We are comparing the two series \(\sum a_n\) and \(\sum b_n\) where:

\[ a_n = \dfrac{\sqrt{2n^3+1}}{5n^3-2n} \qquad \text{and}\qquad b_n = \dfrac{\sqrt{2n^3}}{5n^3} \]

  1. Positive Terms? Yes, every term in \(a_n\) and \(b_n\) is positive for \(n\geq 1\).
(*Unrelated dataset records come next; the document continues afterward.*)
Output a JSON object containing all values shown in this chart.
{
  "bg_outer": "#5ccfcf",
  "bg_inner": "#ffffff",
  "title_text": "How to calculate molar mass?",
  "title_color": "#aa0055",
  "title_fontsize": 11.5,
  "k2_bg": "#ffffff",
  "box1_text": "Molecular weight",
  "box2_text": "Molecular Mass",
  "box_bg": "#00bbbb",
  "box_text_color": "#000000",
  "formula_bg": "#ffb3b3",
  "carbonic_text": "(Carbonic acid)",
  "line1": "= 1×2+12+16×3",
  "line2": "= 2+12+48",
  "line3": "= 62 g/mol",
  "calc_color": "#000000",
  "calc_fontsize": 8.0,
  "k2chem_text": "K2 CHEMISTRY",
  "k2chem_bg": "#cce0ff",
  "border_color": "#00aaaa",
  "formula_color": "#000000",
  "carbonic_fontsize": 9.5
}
Note that \( 5n^3-2n > 0\) for \(n\geq 1\).

  2. Limit: We next need to compute the limit:

\[\begin{split} \lim_{n\to \infty} \dfrac{a_n}{b_n} & = \lim_{n\to \infty} a_n \cdot \dfrac{1}{b_n} \\[10pt] & = \lim_{n\to \infty} \dfrac{\sqrt{2n^3+1}}{5n^3-2n} \cdot \dfrac{5n^3}{\sqrt{2n^3}} \\[10pt] & = \lim_{n\to \infty} \dfrac{\sqrt{2n^3+1}}{\sqrt{2n^3}}\cdot \dfrac{5n^3}{5n^3-2n} \\[10pt] & = \lim_{n\to \infty} \dfrac{\sqrt{2n^3+1}}{\sqrt{2n^3}}\cdot \lim_{n\to \infty} \dfrac{5n^3}{5n^3-2n} \\[10pt] & = \lim_{n\to \infty} \sqrt{\dfrac{2n^3+1}{2n^3}} \cdot \lim_{n\to \infty} \dfrac{5n^3}{5n^3-2n} \\[10pt] & = \sqrt{\lim_{n\to \infty} \dfrac{2n^3+1}{2n^3}}\cdot \lim_{n\to \infty} \dfrac{5n^3}{5n^3-2n} \\[10pt] & = \sqrt{\lim_{n\to \infty} \dfrac{\tfrac{2n^3}{2n^3}+\tfrac{1}{2n^3}}{\tfrac{2n^3}{2n^3}}}\cdot \lim_{n\to \infty} \dfrac{\tfrac{5n^3}{5n^3}}{\tfrac{5n^3}{5n^3}-\tfrac{2n}{5n^3}} \\[10pt] & = \sqrt{\lim_{n\to \infty} \dfrac{1+\tfrac{1}{2n^3}}{1 }}\cdot \lim_{n\to \infty} \dfrac{1}{1-\tfrac{2}{5n^2}} \\[10pt] & = \sqrt{ \dfrac{1+0}{1 }}\cdot \dfrac{1}{1-0} \\[10pt] & = 1 \\[10pt] \end{split}\]

Since this limit exists and is greater than \(0\), we are able to use the Limit Comparison Test.

The two series we compared:

\[ \sum a_n = \sum_{n=1}^{\infty} \dfrac{\sqrt{2n^3+1}}{5n^3-2n}\qquad \text{and}\qquad \sum b_n = \sum_{n=1}^{\infty} \dfrac{\sqrt{2n^3}}{5n^3} \]

satisfy the necessary conditions for \(n\geq 1\) (including the limit existing and being greater than 0). Since \(\sum b_n\) converges, we conclude that our original series \(\sum a_n\) converges as well by the Limit Comparison Test.